Narrowing and the LSP¶
Narrowed types are recorded by the narrowing engine and surfaced in the LSP server:
- Hover: Hovering over a variable inside a narrowed block shows its refined type, not the original declared type.
- Inlay hints: Narrowed types are displayed via
_display_typewith the correct sigil-matched representation. - Diagnostics: Type checks inside narrowed blocks use the refined environment, so
TypeMismatcherrors account for narrowing.
Limitations¶
- Only
eq/newith string literals or literal-typed variables are recognized forref()narrowing.

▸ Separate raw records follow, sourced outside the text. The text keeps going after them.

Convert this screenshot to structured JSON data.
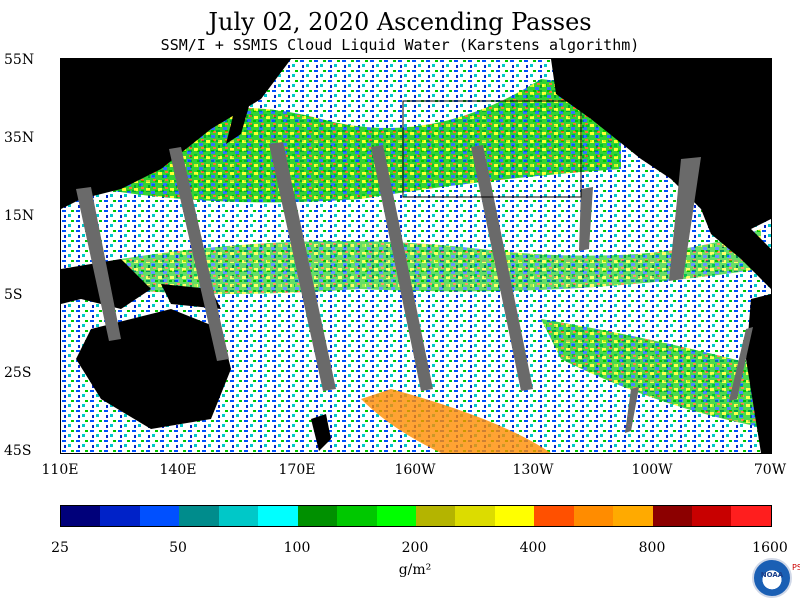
{
  "title": "July 02, 2020  Ascending Passes",
  "subtitle": "SSM/I + SSMIS Cloud Liquid Water (Karstens algorithm)",
  "map": {
    "lat_labels": [
      "55N",
      "35N",
      "15N",
      "5S",
      "25S",
      "45S"
    ],
    "lon_labels": [
      "110E",
      "140E",
      "170E",
      "160W",
      "130W",
      "100W",
      "70W"
    ]
  },
  "colorbar": {
    "colors": [
      "#00007a",
      "#0022c8",
      "#0050ff",
      "#008c8c",
      "#00c8c8",
      "#00ffff",
      "#009000",
      "#00c800",
      "#00ff00",
      "#b4b400",
      "#dcdc00",
      "#ffff00",
      "#ff5000",
      "#ff8c00",
      "#ffaa00",
      "#8c0000",
      "#c80000",
      "#ff1e1e"
    ],
    "labels": [
      "25",
      "50",
      "100",
      "200",
      "400",
      "800",
      "1600"
    ],
    "unit": "g/m²"
  },
  "logo": {
    "text": "NOAA",
    "side_text": "PSL"
  }
}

Variable comparisons with non-literal types are skipped (gradual: no error, no narrowing). - Complex boolean conditions (
$x && defined($y),!defined($x)) are not decomposed. Only single-guard conditions are analyzed. - Narrowing does not propagate through function calls. If you pass a union-typed variable to a function that checks
definedinternally, the caller's type is not narrowed. - Multi-level accessor chains (
$a->b->c) are parsed but only single-level chains ($a->field) participate in narrowing. elsifbranches: Eachelsifis treated as an independent condition. Cumulative narrowing from prior rejected branches is not tracked.